This is the first in a series of features on album artwork. My friend, Ben, suggested I use some of my time with Radio Free Raytown to explore the topic. Artwork has historically been the selling point for many albums, and I find it to be a constant source of excitement when discovering new albums. In fact, the stories about the packaging (and evolution thereof) are sometimes as interesting as the albums themselves.
For these discussions, I have chosen particular albums to be case studies on various phenomena in the marketing of albums. The first topic I will discuss is drawing attention to the hit single, and I will use The Dave Brubeck Quartet’s 1959 album, Time Out, as an example.
For the album, Brubeck experimented with uncommon time signatures, and the label chose to match it with “experimental” or modern art by Columbia Records employee, Neal Fujita, on the cover. As Brubeck continued the series, Columbia continued pairing the albums with modern artists (including Joan Miró, one of my favorites).
When saxophonist Paul Desmond’s composition, “Take Five,” became an unexpected hit, Columbia Records reissued the album, modifying the artwork to draw attention to the single. (Now, this was not an uncommon occurrence. Labels routinely changed artwork for artists, from Harry Belafonte to Elvis Presley, instead of just adding stickers to a package like they do now.) The scheme usually worked, and labels sold more of the reissues, making these originals more valuable.

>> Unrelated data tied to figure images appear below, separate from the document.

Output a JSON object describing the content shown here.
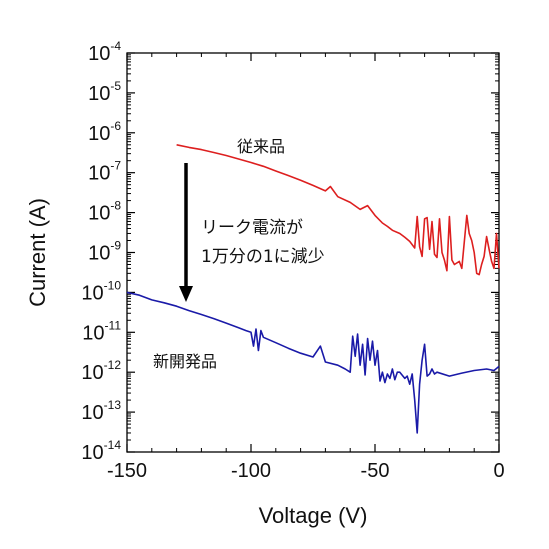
{
  "chart_data": {
    "type": "line",
    "title": "",
    "xlabel": "Voltage (V)",
    "ylabel": "Current (A)",
    "xlim": [
      -150,
      0
    ],
    "ylim_log10": [
      -14,
      -4
    ],
    "yscale": "log",
    "grid": false,
    "x_ticks": [
      "-150",
      "-100",
      "-50",
      "0"
    ],
    "y_ticks": [
      {
        "base": "10",
        "exp": "-4"
      },
      {
        "base": "10",
        "exp": "-5"
      },
      {
        "base": "10",
        "exp": "-6"
      },
      {
        "base": "10",
        "exp": "-7"
      },
      {
        "base": "10",
        "exp": "-8"
      },
      {
        "base": "10",
        "exp": "-9"
      },
      {
        "base": "10",
        "exp": "-10"
      },
      {
        "base": "10",
        "exp": "-11"
      },
      {
        "base": "10",
        "exp": "-12"
      },
      {
        "base": "10",
        "exp": "-13"
      },
      {
        "base": "10",
        "exp": "-14"
      }
    ],
    "series": [
      {
        "name": "従来品",
        "color": "#dd1f1f",
        "points": [
          [
            -130,
            5e-07
          ],
          [
            -125,
            4.3e-07
          ],
          [
            -120,
            3.8e-07
          ],
          [
            -115,
            3.2e-07
          ],
          [
            -110,
            2.7e-07
          ],
          [
            -105,
            2.2e-07
          ],
          [
            -100,
            1.8e-07
          ],
          [
            -95,
            1.45e-07
          ],
          [
            -90,
            1.1e-07
          ],
          [
            -85,
            8.5e-08
          ],
          [
            -80,
            6.5e-08
          ],
          [
            -75,
            4.8e-08
          ],
          [
            -70,
            3.5e-08
          ],
          [
            -68,
            4.5e-08
          ],
          [
            -65,
            2.5e-08
          ],
          [
            -60,
            1.8e-08
          ],
          [
            -56,
            1.2e-08
          ],
          [
            -53,
            1.5e-08
          ],
          [
            -50,
            8.5e-09
          ],
          [
            -47,
            5.5e-09
          ],
          [
            -45,
            4.5e-09
          ],
          [
            -43,
            3.6e-09
          ],
          [
            -40,
            3e-09
          ],
          [
            -38,
            2.4e-09
          ],
          [
            -36,
            1.9e-09
          ],
          [
            -34,
            1.3e-09
          ],
          [
            -33,
            8e-09
          ],
          [
            -32,
            1.4e-09
          ],
          [
            -31,
            8e-10
          ],
          [
            -30,
            7e-09
          ],
          [
            -29,
            7.5e-09
          ],
          [
            -28,
            1.2e-09
          ],
          [
            -27,
            6e-09
          ],
          [
            -26,
            9e-10
          ],
          [
            -25,
            7.5e-10
          ],
          [
            -24,
            7e-09
          ],
          [
            -23,
            1e-09
          ],
          [
            -22,
            6.5e-10
          ],
          [
            -21,
            3.5e-10
          ],
          [
            -20,
            8e-09
          ],
          [
            -19,
            6.5e-10
          ],
          [
            -18,
            5e-10
          ],
          [
            -16,
            6e-10
          ],
          [
            -15,
            4e-10
          ],
          [
            -13,
            8.5e-09
          ],
          [
            -12,
            3e-09
          ],
          [
            -11,
            2e-09
          ],
          [
            -10,
            1e-09
          ],
          [
            -9,
            3e-10
          ],
          [
            -8,
            2.8e-10
          ],
          [
            -7,
            5e-10
          ],
          [
            -6,
            8e-10
          ],
          [
            -5,
            2.5e-09
          ],
          [
            -4,
            1.2e-09
          ],
          [
            -3,
            6e-10
          ],
          [
            -2,
            4e-10
          ],
          [
            -1,
            3e-09
          ],
          [
            0,
            4e-10
          ]
        ]
      },
      {
        "name": "新開発品",
        "color": "#1a1aa8",
        "points": [
          [
            -150,
            1e-10
          ],
          [
            -145,
            8.5e-11
          ],
          [
            -140,
            6.5e-11
          ],
          [
            -135,
            5.5e-11
          ],
          [
            -130,
            4.5e-11
          ],
          [
            -125,
            3.5e-11
          ],
          [
            -120,
            2.8e-11
          ],
          [
            -115,
            2.2e-11
          ],
          [
            -110,
            1.7e-11
          ],
          [
            -105,
            1.3e-11
          ],
          [
            -102,
            1.1e-11
          ],
          [
            -100,
            1e-11
          ],
          [
            -99,
            4.5e-12
          ],
          [
            -98,
            1.2e-11
          ],
          [
            -97,
            3.5e-12
          ],
          [
            -96,
            1.1e-11
          ],
          [
            -95,
            7.5e-12
          ],
          [
            -90,
            5.5e-12
          ],
          [
            -85,
            4e-12
          ],
          [
            -80,
            3e-12
          ],
          [
            -75,
            2.4e-12
          ],
          [
            -72,
            4.5e-12
          ],
          [
            -70,
            1.8e-12
          ],
          [
            -65,
            1.5e-12
          ],
          [
            -62,
            1.2e-12
          ],
          [
            -60,
            1e-12
          ],
          [
            -59,
            8e-12
          ],
          [
            -58,
            2.5e-12
          ],
          [
            -57,
            9e-12
          ],
          [
            -56,
            1.5e-12
          ],
          [
            -55,
            5e-12
          ],
          [
            -54,
            8.5e-13
          ],
          [
            -53,
            7e-12
          ],
          [
            -52,
            2e-12
          ],
          [
            -51,
            6e-12
          ],
          [
            -50,
            1.5e-12
          ],
          [
            -49,
            3.5e-12
          ],
          [
            -48,
            6e-13
          ],
          [
            -47,
            1e-12
          ],
          [
            -46,
            5.5e-13
          ],
          [
            -45,
            9e-13
          ],
          [
            -44,
            7e-13
          ],
          [
            -43,
            1.2e-12
          ],
          [
            -42,
            6.5e-13
          ],
          [
            -41,
            1e-12
          ],
          [
            -40,
            1e-12
          ],
          [
            -38,
            7e-13
          ],
          [
            -37,
            8e-13
          ],
          [
            -36,
            5e-13
          ],
          [
            -35,
            9e-13
          ],
          [
            -34,
            2e-13
          ],
          [
            -33,
            3e-14
          ],
          [
            -32,
            5e-13
          ],
          [
            -31,
            2e-12
          ],
          [
            -30,
            5e-12
          ],
          [
            -29,
            8e-13
          ],
          [
            -28,
            9e-13
          ],
          [
            -27,
            1.2e-12
          ],
          [
            -26,
            9e-13
          ],
          [
            -25,
            1e-12
          ],
          [
            -20,
            8e-13
          ],
          [
            -15,
            9.5e-13
          ],
          [
            -10,
            1.1e-12
          ],
          [
            -5,
            1.2e-12
          ],
          [
            -2,
            1.1e-12
          ],
          [
            0,
            1.4e-12
          ]
        ]
      }
    ],
    "annotations": {
      "label_conventional": "従来品",
      "label_new": "新開発品",
      "arrow_text_line1": "リーク電流が",
      "arrow_text_line2": "1万分の1に減少"
    }
  }
}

I appreciate the original a little more because the painting was bigger without the extra text. The purist in me also cringes at attempts to commercialize art, as the art usually gets compromised. I hate it when labels add text or stickers to albums or CDs because it means that the audience can’t remember the songs it liked. (It’s like when companies use those as-seen-on-TV labels. Must you really advertise that? If I saw it on TV, wouldn’t I know it?) Then again, I know the occasional feeling of looking for a song I’ve heard but cant remember the artist’s name or song title.